The journal is also open to imaging studies of the human body and on animals that describe novel diagnostic imaging and analyses methods. Technical, theoretical, and clinical research in both normal and clinical populations is encouraged. Submissions describing methods, software, databases, replication studies as well as negative results are also considered.
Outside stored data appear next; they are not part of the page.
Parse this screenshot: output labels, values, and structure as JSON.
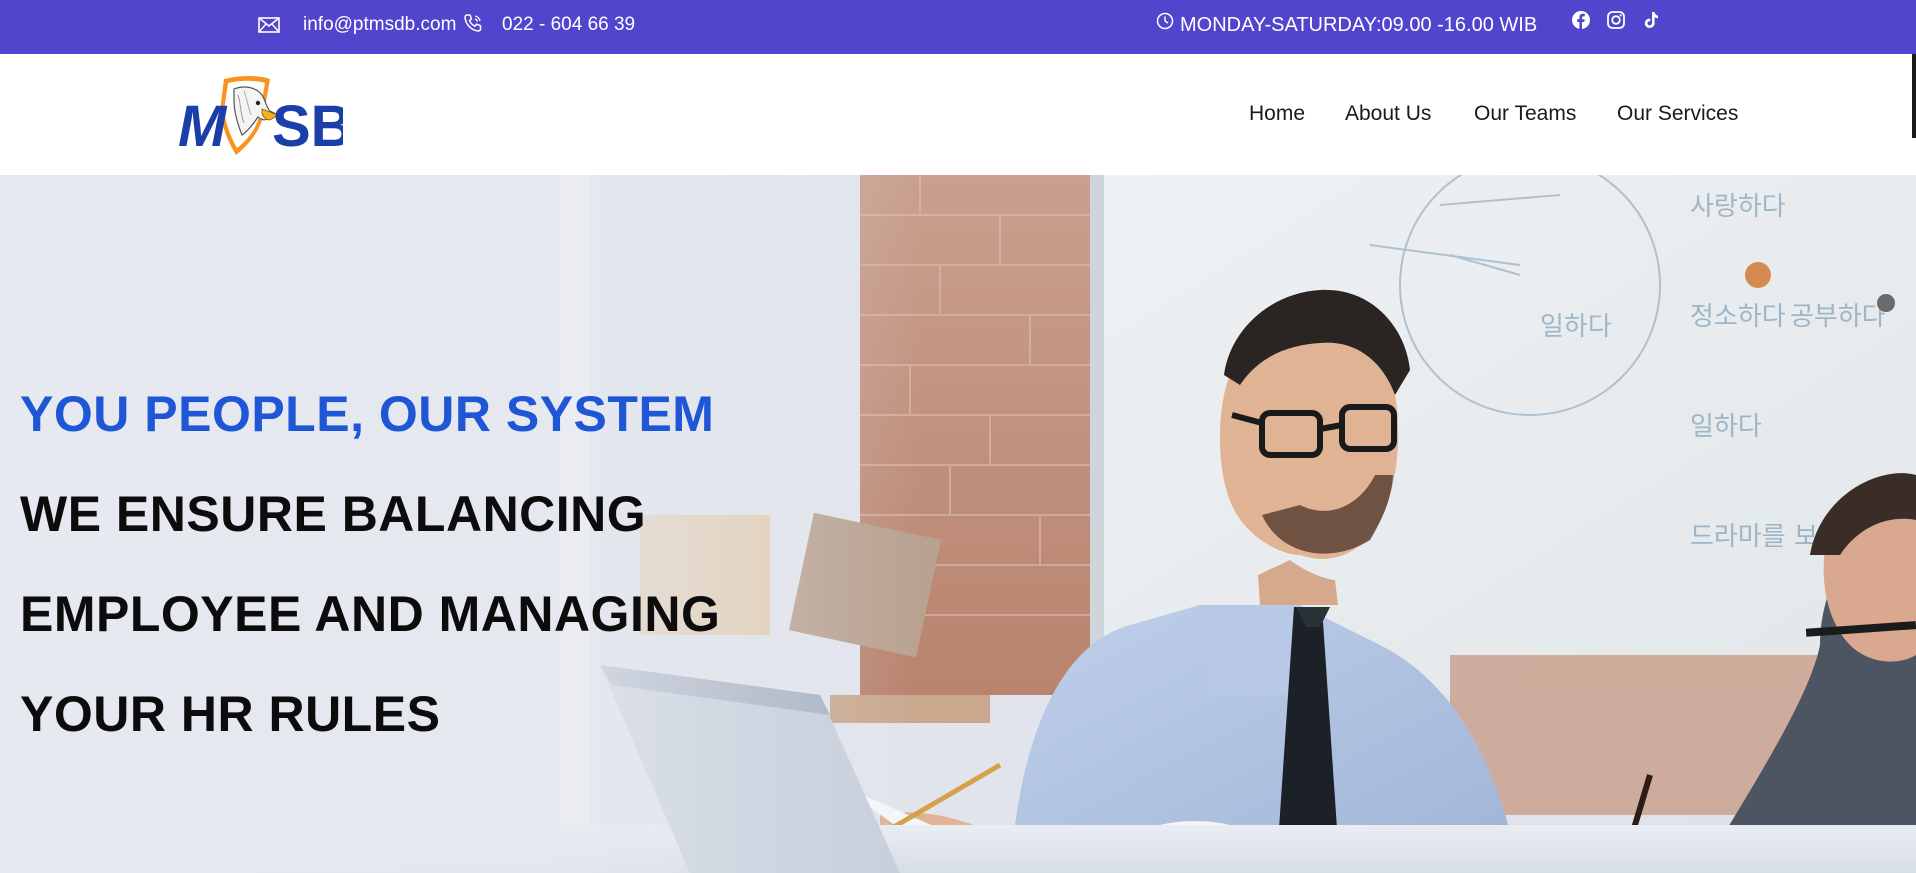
{
  "topbar": {
    "email": "info@ptmsdb.com",
    "phone": "022 - 604 66 39",
    "hours": "MONDAY-SATURDAY:09.00 -16.00 WIB",
    "icons": [
      "mail-icon",
      "phone-icon",
      "clock-icon",
      "facebook-icon",
      "instagram-icon",
      "tiktok-icon"
    ],
    "background_color": "#5145cd"
  },
  "brand": {
    "logo_text": "MSB"
  },
  "nav": {
    "items": [
      "Home",
      "About Us",
      "Our Teams",
      "Our Services"
    ]
  },
  "hero": {
    "headline_accent": "YOU PEOPLE, OUR SYSTEM",
    "lines": [
      "WE ENSURE BALANCING",
      "EMPLOYEE AND MANAGING",
      "YOUR HR RULES"
    ],
    "accent_color": "#1e56d6"
  }
}
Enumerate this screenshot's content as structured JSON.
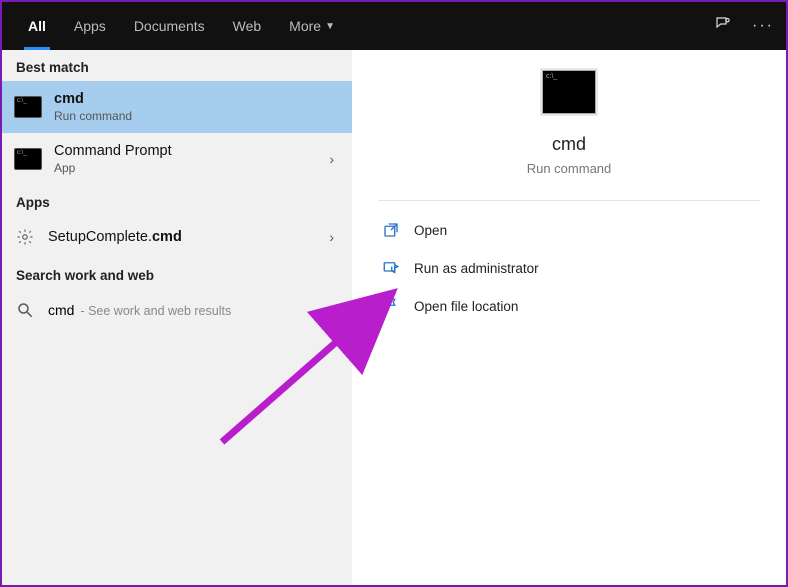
{
  "tabs": {
    "all": "All",
    "apps": "Apps",
    "documents": "Documents",
    "web": "Web",
    "more": "More"
  },
  "left": {
    "bestMatchLabel": "Best match",
    "appsLabel": "Apps",
    "searchWorkWebLabel": "Search work and web",
    "results": {
      "cmd": {
        "title": "cmd",
        "sub": "Run command"
      },
      "commandPrompt": {
        "title": "Command Prompt",
        "sub": "App"
      },
      "setupComplete": {
        "prefix": "SetupComplete.",
        "bold": "cmd"
      },
      "web": {
        "query": "cmd",
        "hint": "- See work and web results"
      }
    }
  },
  "preview": {
    "title": "cmd",
    "sub": "Run command"
  },
  "actions": {
    "open": "Open",
    "runAdmin": "Run as administrator",
    "openLocation": "Open file location"
  }
}
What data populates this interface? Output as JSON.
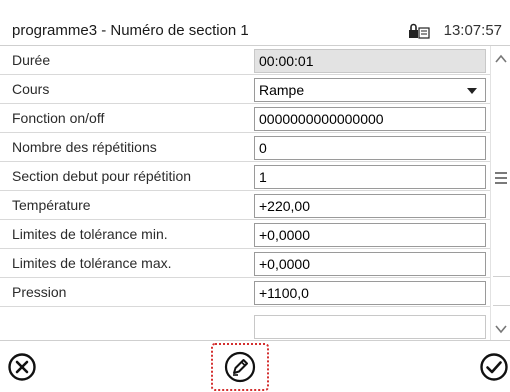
{
  "header": {
    "title": "programme3 - Numéro de section 1",
    "time": "13:07:57",
    "lock_icon": "lock-icon"
  },
  "rows": [
    {
      "label": "Durée",
      "value": "00:00:01",
      "readonly": true
    },
    {
      "label": "Cours",
      "value": "Rampe",
      "dropdown": true
    },
    {
      "label": "Fonction on/off",
      "value": "0000000000000000"
    },
    {
      "label": "Nombre des répétitions",
      "value": "0"
    },
    {
      "label": "Section debut pour répétition",
      "value": "1"
    },
    {
      "label": "Température",
      "value": "+220,00"
    },
    {
      "label": "Limites de tolérance min.",
      "value": "+0,0000"
    },
    {
      "label": "Limites de tolérance max.",
      "value": "+0,0000"
    },
    {
      "label": "Pression",
      "value": "+1100,0"
    }
  ],
  "footer": {
    "cancel_icon": "cancel-icon",
    "edit_icon": "edit-icon",
    "ok_icon": "confirm-icon"
  },
  "colors": {
    "highlight": "#d32f2f",
    "readonly_bg": "#e3e3e3"
  }
}
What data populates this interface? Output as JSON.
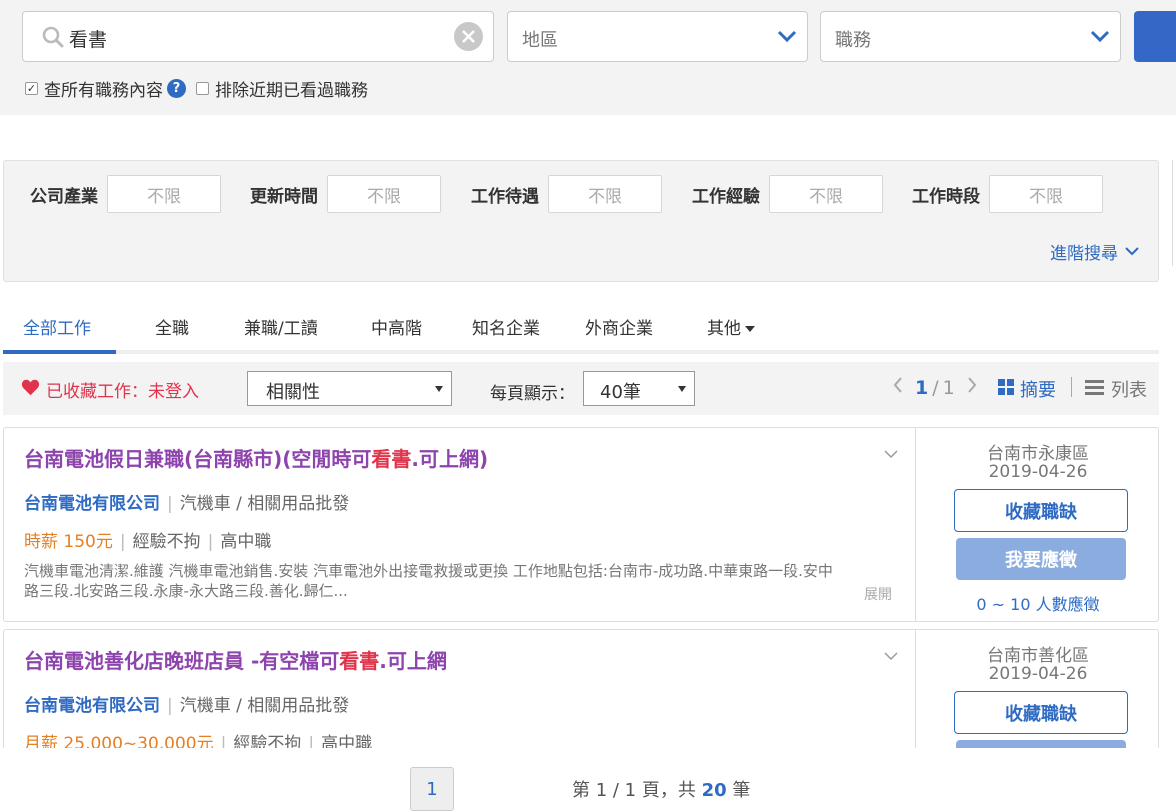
{
  "search": {
    "keyword": "看書",
    "area_label": "地區",
    "job_label": "職務"
  },
  "options": {
    "search_all": "查所有職務內容",
    "search_all_checked": true,
    "exclude_viewed": "排除近期已看過職務",
    "exclude_viewed_checked": false
  },
  "filters": [
    {
      "label": "公司產業",
      "value": "不限"
    },
    {
      "label": "更新時間",
      "value": "不限"
    },
    {
      "label": "工作待遇",
      "value": "不限"
    },
    {
      "label": "工作經驗",
      "value": "不限"
    },
    {
      "label": "工作時段",
      "value": "不限"
    }
  ],
  "advanced_search": "進階搜尋",
  "tabs": [
    "全部工作",
    "全職",
    "兼職/工讀",
    "中高階",
    "知名企業",
    "外商企業",
    "其他"
  ],
  "toolbar": {
    "favorites": "已收藏工作：未登入",
    "sort": "相關性",
    "per_page_label": "每頁顯示：",
    "per_page": "40筆",
    "page_current": "1",
    "page_sep": "/",
    "page_total": "1",
    "view_summary": "摘要",
    "view_list": "列表"
  },
  "jobs": [
    {
      "title_pre": "台南電池假日兼職(台南縣市)(空閒時可",
      "title_hl": "看書",
      "title_post": ".可上網)",
      "company": "台南電池有限公司",
      "industry": "汽機車 / 相關用品批發",
      "salary": "時薪 150元",
      "experience": "經驗不拘",
      "education": "高中職",
      "description": "汽機車電池清潔.維護 汽機車電池銷售.安裝 汽車電池外出接電救援或更換 工作地點包括:台南市-成功路.中華東路一段.安中路三段.北安路三段.永康-永大路三段.善化.歸仁...",
      "expand": "展開",
      "location": "台南市永康區",
      "date": "2019-04-26",
      "save": "收藏職缺",
      "apply": "我要應徵",
      "applicants": "0 ~ 10 人數應徵"
    },
    {
      "title_pre": "台南電池善化店晚班店員 -有空檔可",
      "title_hl": "看書",
      "title_post": ".可上網",
      "company": "台南電池有限公司",
      "industry": "汽機車 / 相關用品批發",
      "salary": "月薪 25,000~30,000元",
      "experience": "經驗不拘",
      "education": "高中職",
      "location": "台南市善化區",
      "date": "2019-04-26",
      "save": "收藏職缺"
    }
  ],
  "pagination": {
    "button": "1",
    "info_pre": "第 1 / 1 頁，共 ",
    "total": "20",
    "info_post": " 筆"
  },
  "colors": {
    "accent": "#2f6bc3",
    "title": "#8e44ad",
    "highlight": "#e0334c",
    "salary": "#e67e22"
  }
}
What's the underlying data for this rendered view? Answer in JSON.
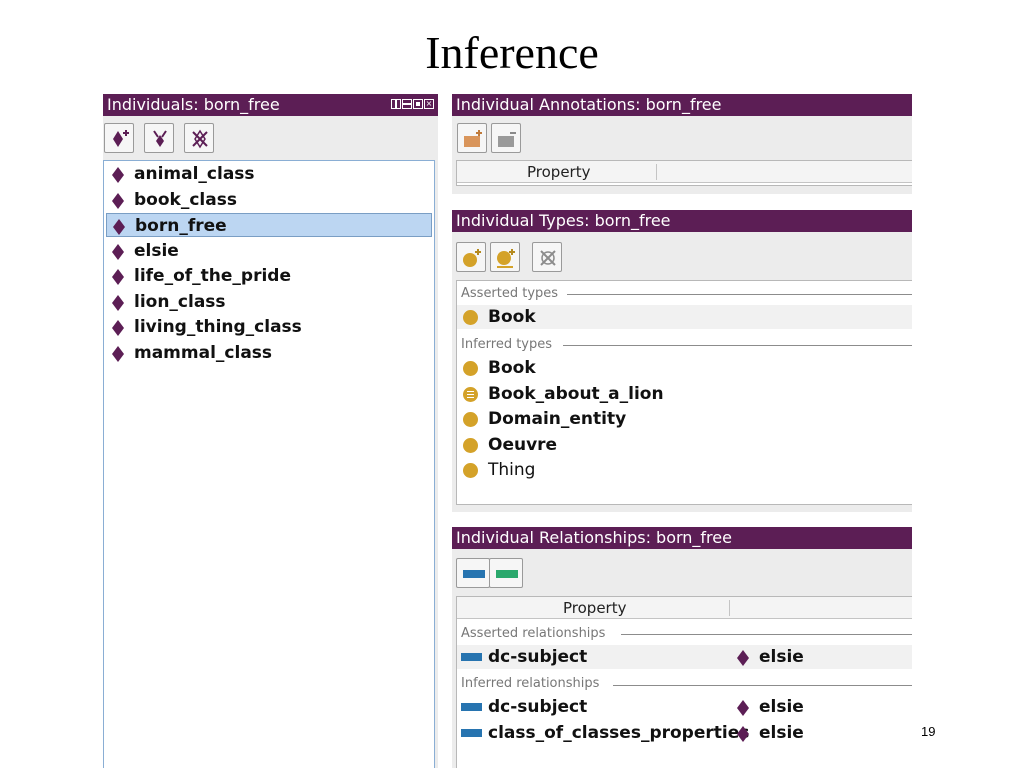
{
  "slide": {
    "title": "Inference",
    "page_number": "19"
  },
  "individuals_panel": {
    "title": "Individuals: born_free",
    "items": [
      {
        "label": "animal_class"
      },
      {
        "label": "book_class"
      },
      {
        "label": "born_free",
        "selected": true
      },
      {
        "label": "elsie"
      },
      {
        "label": "life_of_the_pride"
      },
      {
        "label": "lion_class"
      },
      {
        "label": "living_thing_class"
      },
      {
        "label": "mammal_class"
      }
    ]
  },
  "annotations_panel": {
    "title": "Individual Annotations: born_free",
    "column_property": "Property"
  },
  "types_panel": {
    "title": "Individual Types: born_free",
    "asserted_label": "Asserted types",
    "asserted": [
      {
        "label": "Book",
        "icon": "class-icon"
      }
    ],
    "inferred_label": "Inferred types",
    "inferred": [
      {
        "label": "Book",
        "icon": "class-icon"
      },
      {
        "label": "Book_about_a_lion",
        "icon": "defined-class-icon"
      },
      {
        "label": "Domain_entity",
        "icon": "class-icon"
      },
      {
        "label": "Oeuvre",
        "icon": "class-icon"
      },
      {
        "label": "Thing",
        "icon": "class-icon"
      }
    ]
  },
  "relationships_panel": {
    "title": "Individual Relationships: born_free",
    "column_property": "Property",
    "asserted_label": "Asserted relationships",
    "asserted": [
      {
        "property": "dc-subject",
        "value": "elsie"
      }
    ],
    "inferred_label": "Inferred relationships",
    "inferred": [
      {
        "property": "dc-subject",
        "value": "elsie"
      },
      {
        "property": "class_of_classes_properties",
        "value": "elsie"
      }
    ]
  },
  "colors": {
    "titlebar": "#5c1e55",
    "individual_diamond": "#5c1e55",
    "class_circle": "#d4a229",
    "object_property": "#2774b0",
    "data_property": "#2aa86c",
    "selection": "#bcd6f2"
  }
}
The scope of the journal includes, but is not limited to, the following in the context of biomedical research:
Imaging and neuro-imaging modalities: structural MRI, functional MRI, PET, SPECT, CT, ultrasound, EEG, MEG, NIRS etc.;
Neuromodulation and brain stimulation techniques such as TMS and tDCS;
Software and hardware for imaging, especially related to human and animal health;
Image segmentation in normal and clinical populations;
Pattern analysis and classification using machine learning techniques;
Computational modeling and analysis;
Brain connectivity and connectomics;
Systems-level characterization of brain function;
Neural networks and neurorobotics;
Computer vision, based on human/animal physiology;
Brain-computer interface (BCI) technology;
Big data, databasing and data mining.